Faille sensible, écrivions nous précédemment. Pour J. Bude, sans la Lettre ouverte adressée aux Autorités académiques de l’ULB par M. Sosnowski, président du CCCOJB, sans la pétition qui y a fait suite (plus de 1500 signatures, écrit-il à deux reprises, ce qui ne peut qu’inquiéter), « l’article d’Alain Mihály, tout comme d’ailleurs le dossier dont il fait partie, n’aurait pas existé. En fait, cet article et la lettre de M. Sosnowski sont indissociables »… Deux éléments échappent à l’entendement sensible de J. Bude. Qu’il est normal sinon logique que l’UPJB s’interroge et prenne position dans un tel débat d’autant que S. Chichah ne s’était pas gêné pour la citer dans sa carte blanche et que Points critiques, en toute indépendance, réalise un dossier sur ce sujet. Ensuite, en ce qui concerne le présent signataire, et alors que cet aspect était explicité à satiété dans l’article incriminé, qu’il ait pu être personnellement blessé en tant que Juif par les propos et l’attitude de S. Chichah. Le parti-pris de J. Bude l’empêche sans doute de voir ou de sentir quand certaines limites sont dépassées et, bizarrement, le conduit à considérer comme « indissociables » idéologiquement des faits qui ne le sont que dans leur succession et à disqualifier en « obsession de l’antisémitisme » l’absence nécessaire et vitale de toute complaisance – trop courante dans les milieux pro-Palestiniens – vis-à-vis de tout estompement de la limite en matière mémorielle ou, le cas échéant, d’antisémitisme. Le développement de J. Bude nous donne l’occasion de nous arrêter, trop rapidement, sur plusieurs postures qu’il illustre à merveille. Passons sur le paradoxe qui
le voit, parallèlement, relater une intervention en milieu scolaire destinée à contrecarrer l’antisémitisme pour ensuite décrire celui-ci comme une « obsession qui s’est récemment exacerbée ». Tout en assénant ceci, qui reprend en l’étoffant ce qu’écrivait déjà S. Chichah « […] Par contre croire que parce qu’ils sont juifs, tous les Juifs avalisent ces crimes parce qu’ils sont commis par des Juifs, est de l’antisémitisme. Par conséquent tout ce qui porte à croire que tous les Juifs soutiennent l’État d’Israël quoi qu’il fasse, incite à l’antisémitisme » qui repose sur une conception, bien que largement répandue, erronée et dangereuse de l’antisémitisme.
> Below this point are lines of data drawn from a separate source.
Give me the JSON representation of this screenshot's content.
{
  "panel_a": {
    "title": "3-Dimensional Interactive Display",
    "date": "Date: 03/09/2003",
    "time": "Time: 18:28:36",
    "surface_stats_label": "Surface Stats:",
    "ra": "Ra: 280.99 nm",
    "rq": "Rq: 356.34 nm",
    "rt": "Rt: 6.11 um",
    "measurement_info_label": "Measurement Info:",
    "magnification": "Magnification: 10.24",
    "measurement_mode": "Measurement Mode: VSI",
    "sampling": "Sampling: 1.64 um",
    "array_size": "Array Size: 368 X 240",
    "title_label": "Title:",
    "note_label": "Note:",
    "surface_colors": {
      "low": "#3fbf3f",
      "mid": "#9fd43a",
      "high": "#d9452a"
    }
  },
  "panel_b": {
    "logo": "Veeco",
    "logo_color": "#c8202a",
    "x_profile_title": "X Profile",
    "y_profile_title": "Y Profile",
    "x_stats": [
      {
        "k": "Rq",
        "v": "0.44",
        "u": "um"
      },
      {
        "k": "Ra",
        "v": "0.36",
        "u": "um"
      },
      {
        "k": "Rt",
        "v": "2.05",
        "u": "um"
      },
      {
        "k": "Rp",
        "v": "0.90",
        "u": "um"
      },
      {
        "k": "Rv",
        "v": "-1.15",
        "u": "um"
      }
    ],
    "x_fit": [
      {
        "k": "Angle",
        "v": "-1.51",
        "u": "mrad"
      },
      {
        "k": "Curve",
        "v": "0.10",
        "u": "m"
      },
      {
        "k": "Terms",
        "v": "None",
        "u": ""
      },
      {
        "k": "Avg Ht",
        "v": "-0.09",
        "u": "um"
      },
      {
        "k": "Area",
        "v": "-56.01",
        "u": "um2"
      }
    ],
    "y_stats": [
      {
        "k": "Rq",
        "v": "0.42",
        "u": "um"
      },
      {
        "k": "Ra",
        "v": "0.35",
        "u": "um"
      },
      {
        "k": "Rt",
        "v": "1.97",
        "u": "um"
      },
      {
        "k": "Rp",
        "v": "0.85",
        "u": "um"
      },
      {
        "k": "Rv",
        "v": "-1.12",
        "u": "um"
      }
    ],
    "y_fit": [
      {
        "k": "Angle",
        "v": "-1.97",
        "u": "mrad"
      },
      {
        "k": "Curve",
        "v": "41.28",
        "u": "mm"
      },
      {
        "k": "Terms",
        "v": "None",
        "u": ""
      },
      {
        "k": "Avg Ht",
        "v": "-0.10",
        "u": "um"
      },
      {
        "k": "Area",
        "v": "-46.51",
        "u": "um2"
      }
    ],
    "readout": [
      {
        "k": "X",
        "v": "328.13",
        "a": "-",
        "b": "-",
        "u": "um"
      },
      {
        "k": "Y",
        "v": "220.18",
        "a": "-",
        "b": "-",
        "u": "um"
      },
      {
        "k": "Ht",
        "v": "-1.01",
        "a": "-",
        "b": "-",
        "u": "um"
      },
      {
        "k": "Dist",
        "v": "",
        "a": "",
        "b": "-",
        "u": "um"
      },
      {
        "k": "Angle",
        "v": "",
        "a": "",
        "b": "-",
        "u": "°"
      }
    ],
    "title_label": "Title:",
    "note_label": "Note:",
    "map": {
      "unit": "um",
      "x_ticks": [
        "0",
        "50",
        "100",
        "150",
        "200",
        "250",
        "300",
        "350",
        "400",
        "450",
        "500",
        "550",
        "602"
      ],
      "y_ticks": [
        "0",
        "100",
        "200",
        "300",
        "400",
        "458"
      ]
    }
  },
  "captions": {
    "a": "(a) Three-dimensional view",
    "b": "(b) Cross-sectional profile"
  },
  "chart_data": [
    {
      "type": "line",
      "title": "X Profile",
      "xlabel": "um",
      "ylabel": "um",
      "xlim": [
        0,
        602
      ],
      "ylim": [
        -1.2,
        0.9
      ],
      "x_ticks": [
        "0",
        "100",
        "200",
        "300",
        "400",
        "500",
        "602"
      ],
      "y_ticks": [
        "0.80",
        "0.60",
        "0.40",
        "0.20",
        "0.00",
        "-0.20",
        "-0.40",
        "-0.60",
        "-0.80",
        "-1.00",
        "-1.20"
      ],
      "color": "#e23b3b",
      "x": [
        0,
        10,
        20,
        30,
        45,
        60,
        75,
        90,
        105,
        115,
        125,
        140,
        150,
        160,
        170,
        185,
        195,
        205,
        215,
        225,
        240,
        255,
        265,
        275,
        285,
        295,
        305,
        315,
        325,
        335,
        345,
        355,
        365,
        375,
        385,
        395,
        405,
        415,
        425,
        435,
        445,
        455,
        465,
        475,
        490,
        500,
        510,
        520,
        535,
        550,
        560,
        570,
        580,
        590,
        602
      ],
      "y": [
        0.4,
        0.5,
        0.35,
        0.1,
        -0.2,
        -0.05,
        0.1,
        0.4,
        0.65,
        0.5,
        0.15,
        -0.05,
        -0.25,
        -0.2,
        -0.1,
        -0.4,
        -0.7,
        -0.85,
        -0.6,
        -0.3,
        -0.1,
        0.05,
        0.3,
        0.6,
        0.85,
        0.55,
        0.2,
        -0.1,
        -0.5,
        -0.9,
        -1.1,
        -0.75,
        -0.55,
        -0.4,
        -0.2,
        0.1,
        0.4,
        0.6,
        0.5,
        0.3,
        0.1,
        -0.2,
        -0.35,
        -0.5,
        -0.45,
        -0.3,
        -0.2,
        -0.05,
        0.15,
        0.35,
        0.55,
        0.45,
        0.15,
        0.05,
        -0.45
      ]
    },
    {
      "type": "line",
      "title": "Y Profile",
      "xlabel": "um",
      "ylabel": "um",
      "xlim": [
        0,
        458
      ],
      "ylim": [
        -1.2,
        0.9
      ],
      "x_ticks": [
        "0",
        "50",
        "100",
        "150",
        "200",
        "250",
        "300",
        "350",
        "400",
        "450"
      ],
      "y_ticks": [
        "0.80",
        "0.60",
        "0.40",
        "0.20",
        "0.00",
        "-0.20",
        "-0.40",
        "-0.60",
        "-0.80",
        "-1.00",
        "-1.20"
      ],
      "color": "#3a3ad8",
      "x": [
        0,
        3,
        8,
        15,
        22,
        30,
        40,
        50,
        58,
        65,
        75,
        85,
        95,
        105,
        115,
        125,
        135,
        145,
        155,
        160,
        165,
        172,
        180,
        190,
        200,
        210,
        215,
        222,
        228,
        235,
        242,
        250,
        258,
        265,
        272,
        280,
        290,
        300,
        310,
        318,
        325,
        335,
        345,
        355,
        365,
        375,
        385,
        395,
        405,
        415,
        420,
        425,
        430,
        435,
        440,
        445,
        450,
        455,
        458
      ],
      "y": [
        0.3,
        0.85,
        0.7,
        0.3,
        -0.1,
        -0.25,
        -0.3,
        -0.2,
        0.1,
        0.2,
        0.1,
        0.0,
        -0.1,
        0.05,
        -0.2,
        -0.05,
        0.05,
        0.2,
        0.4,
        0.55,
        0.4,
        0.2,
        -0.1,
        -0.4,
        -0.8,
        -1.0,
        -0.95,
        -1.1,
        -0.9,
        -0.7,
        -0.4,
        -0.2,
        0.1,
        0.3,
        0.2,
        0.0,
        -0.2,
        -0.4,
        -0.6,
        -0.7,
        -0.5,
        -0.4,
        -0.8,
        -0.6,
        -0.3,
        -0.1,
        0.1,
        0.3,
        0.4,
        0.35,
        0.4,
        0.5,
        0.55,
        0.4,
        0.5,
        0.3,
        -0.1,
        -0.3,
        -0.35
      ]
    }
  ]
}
Une conception qui établit un lien de cause à effet entre les positions politiques et idéologiques de la majorité communautaire juive et l’antisémitisme (la haine des Juifs en tant que Juifs et son florilège de fantasmes et de clichés) ne reconnaît pas aux Juifs le droit de faire de la politique (critiquable ou non) sans « risquer leur peau de Juifs », et conduit, in fine, à admettre que les « pro-israéliens » n’ont que l’antisémitisme qu’ils méritent et dont ils seraient la cause. Une conception qui admet et renforce la logique interne d’un antisémitisme – alors qu’il faut refuser celle-ci – qu’on prétend pouvoir combattre par l’exposition de Juifs exemplaires, dissidents et opposants (ou les « bons Juifs » face aux « mauvais Juifs » pro-israéliens) ou, puisque l’argument nous est donné, qui ne soient pas d’origine bourgeoise et aisée. Reste à comprendre en quoi la bonne nouvelle de l’existence de quelques Juifs critiques mettrait fin à un antisémitisme nécessairement multiforme et à se demander ce que deviennent, dans ce « raisonnement
idéal », les « mauvais Juifs ». Sans compter, obstacle insurmontable, que l’écrasante majorité des Juifs « communautaires » soutiennent Israël, du moins publiquement, et ne remettent pas en cause leurs institutions sur ce point. On notera par ailleurs qu’il aura suffi que l’UPJB et Points critiques s’abstiennent de complaisance dans ce dossier pour qu’ils basculent, aux yeux de certains, du « mauvais » côté3, quels que soient par ailleurs leurs engagements de longue date. Nicolas Weill a parfaitement décrit les conséquences de cette posture de l’exemplarité. La lutte contre l’antisémitisme devient « une lutte sous condition (que les Juifs se désolidarisent d’Israël) et non plus une simple question de principe. [...] le combat contre la haine est insidieusement asservi au comportement des minorités juives [...]. L’antisémitisme se voit peu à peu reconnecté avec le comportement des Juifs (ou des Israéliens), ce qui constitue une formidable régression et diminue les réflexes de rejet du préjugé potentiellement mortifère »4. ■ 1 Le dossier « De la liberté d’expression », dans le cadre duquel cet article est paru, est accessible en ligne sur le site www. upjb.be. La réaction de J. Bude est parue dans Points critiques n° 314 de mars 2011. 2 Citons-la une fois de plus : « Moi, la question du négationnisme, elle ne m’intéresse pas. D’ailleurs, je n’ai pas d’avis puisqu’il est interdit d’avoir un avis dessus donc en tant que légaliste, je m’en tiens à la vérité officielle ». 3 Suite au dossier de Points critiques, la Plate-forme Charleroi-Palestine (www. pourlapalestine.be) titrant le 09/12/2010 « UJFP (Union juive française pour la paix) et UPJB, à chacun ses préoccupations », oppose les deux organisations et reproche, entre autre, à l’éditorialiste de Points critiques d’avoir fait référence à Shoah de Cl. Lanzmann « qu’Alain Gresh qualfie si justement de « cinéaste tribal ». 4 Nicolas Weill, La République et les antisémites, Grasset, 2004.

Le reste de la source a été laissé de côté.